Building vibrant and tolerant democracies
Whisper it softly but something truly extraordinary has happened in Zambia in recent weeks - a major mining company has been forced (shock!) to take the health of local people into account and (horror!) to actually consult civil society and local communities about its activities. These 'earthshattering' events have not attracted nearly as much attention as they should. And if you're thinking 'well it's not much' - let me repeat - a rich, politically-very-powerful mining company has been forced to back down by the government because of concerns about the rights of local communities. When was the last time that happened in southern Africa?
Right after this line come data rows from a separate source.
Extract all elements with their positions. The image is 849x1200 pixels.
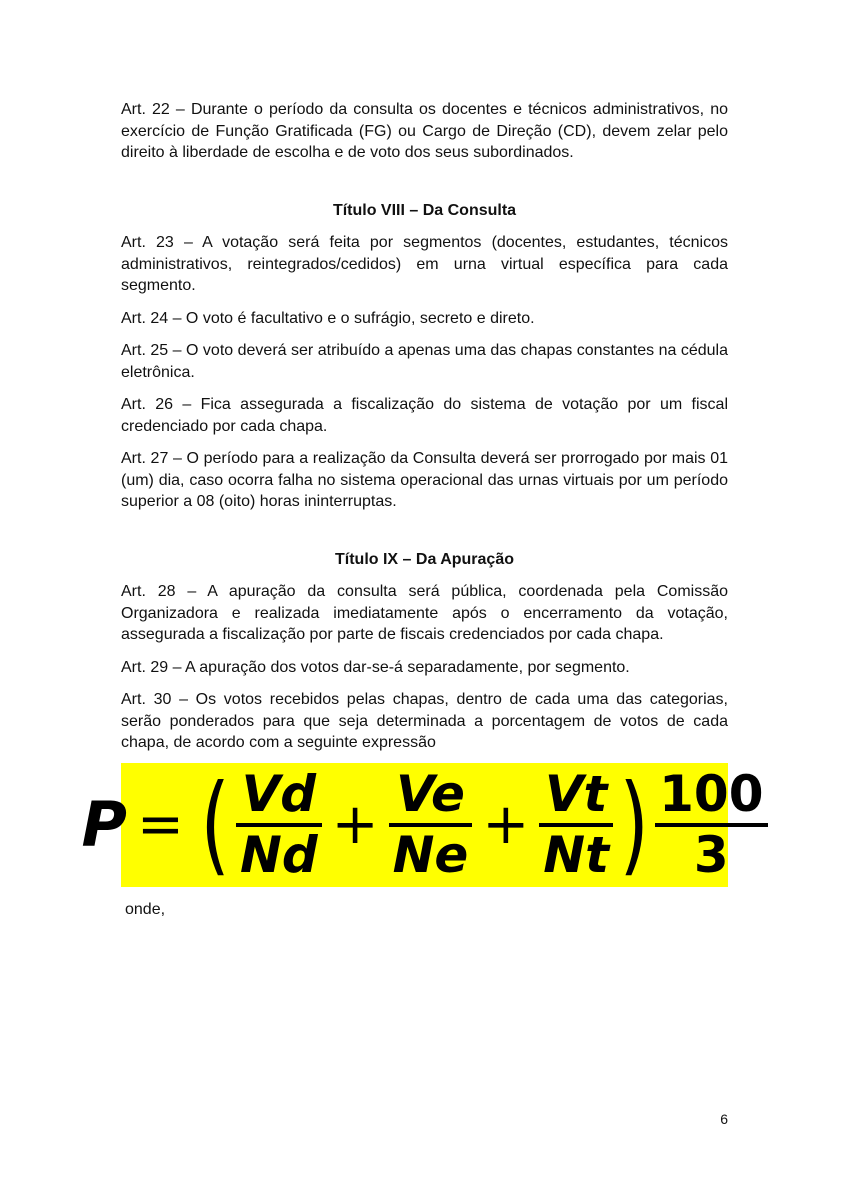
- fraction-numerator: 100: [659, 765, 764, 823]
- fraction-estudantes: [389, 765, 473, 884]
- fraction-tecnicos: [539, 765, 613, 884]
- article-23: Art. 23 – A votação será feita por segmentos (docentes, estudantes, técnicos administrativos, reintegrados/cedidos) em urna virtual específica para cada segmento.: [121, 234, 728, 294]
- fraction-numerator: Ve: [395, 765, 465, 823]
- title-ix-heading: Título IX – Da Apuração: [335, 550, 514, 568]
- title-viii-heading: Título VIII – Da Consulta: [332, 201, 517, 219]
- onde-text: onde,: [125, 900, 166, 918]
- article-28: Art. 28 – A apuração da consulta será pública, coordenada pela Comissão Organizadora e realizada imediatamente após o encerramento da votação, assegurada a fiscalização por parte de fiscais credenciados por cada chapa.: [121, 583, 728, 643]
- formula-plus: +: [331, 791, 379, 857]
- article-26: Art. 26 – Fica assegurada a fiscalização do sistema de votação por um fiscal credenciado por cada chapa.: [121, 396, 728, 435]
- article-22: Art. 22 – Durante o período da consulta os docentes e técnicos administrativos, no exercício de Função Gratificada (FG) ou Cargo de Direção (CD), devem zelar pelo direito à liberdade de escolha e de voto dos seus subordinados.: [121, 101, 728, 161]
- fraction-denominator: Nd: [240, 825, 318, 884]
- article-30: Art. 30 – Os votos recebidos pelas chapas, dentro de cada uma das categorias, serão ponderados para que seja determinada a porcentagem de votos de cada chapa, de acordo com a seguinte expressão: [121, 691, 728, 751]
- page-number: 6: [720, 1111, 728, 1127]
- formula-close-paren: ): [619, 761, 649, 887]
- fraction-denominator: Nt: [543, 825, 609, 884]
- fraction-numerator: Vt: [544, 765, 608, 823]
- formula-equals: =: [136, 791, 184, 857]
- fraction-constant: [655, 765, 767, 884]
- fraction-denominator: Ne: [392, 825, 469, 884]
- article-24: Art. 24 – O voto é facultativo e o sufrágio, secreto e direto.: [121, 309, 535, 327]
- fraction-denominator: 3: [693, 825, 729, 884]
- article-25: Art. 25 – O voto deverá ser atribuído a apenas uma das chapas constantes na cédula eletrônica.: [121, 342, 728, 381]
- document-body: [81, 99, 764, 919]
- fraction-docentes: [236, 765, 322, 884]
- article-27: Art. 27 – O período para a realização da Consulta deverá ser prorrogado por mais 01 (um) dia, caso ocorra falha no sistema operacional das urnas virtuais por um período superior a 08 (oito) horas ininterruptas.: [121, 450, 728, 510]
- article-29: Art. 29 – A apuração dos votos dar-se-á separadamente, por segmento.: [121, 658, 630, 676]
- formula-plus: +: [482, 791, 530, 857]
- weighting-formula: [81, 761, 764, 887]
- formula-open-paren: (: [200, 761, 230, 887]
- fraction-numerator: Vd: [241, 765, 317, 823]
- formula-lhs: P: [81, 787, 127, 861]
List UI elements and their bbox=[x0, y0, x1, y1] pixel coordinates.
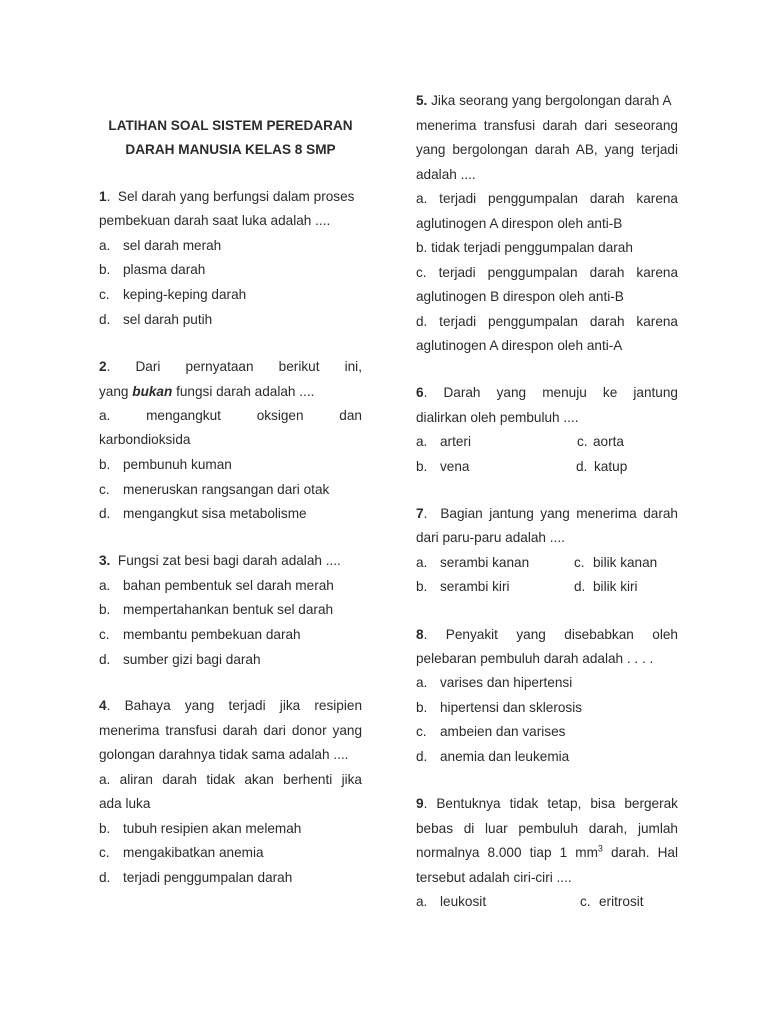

The story started last month when the government took on the Mopani Copper Mine - one of the country's biggest mines and a subsidiary of the massive multinational Glencore (which boasts an appalling reputation for pollution and violating human rights) - over pollution at its leach plant and forced it to put in place minimum measures to prevent acid mist from affecting the health of local communities. Needless to say, the mine reacted - as they always do - with threats of job losses and economic hardship in local communities (as if life could get much worse for the acutely poor inhabitants of the townships around Mopani). Obviously, they were expecting the government - as govenments usually do - to bow down before them and come to a pro-company agreement behind closed doors.
But not this time. Not only did the government not budge but it also made the mine consult with local communities and civil society - something that is No. 1 on most mining companies' list of things not to do. Obviously, these are just small steps and there is still a long way to go before Mopani - or other mines - genuinely consult and collaborate with local communities and civil society. But they are potentially revolutionary steps towards greater transparency nevertheless.
Mining offers Zambia and many other African countries the chance of sustainable economic growth and pro-poor development - but only if governments and mining companies change they way they operate. And the most critical step is realising that the days of deciding everything during secret discussions in smoke-filled rooms must end.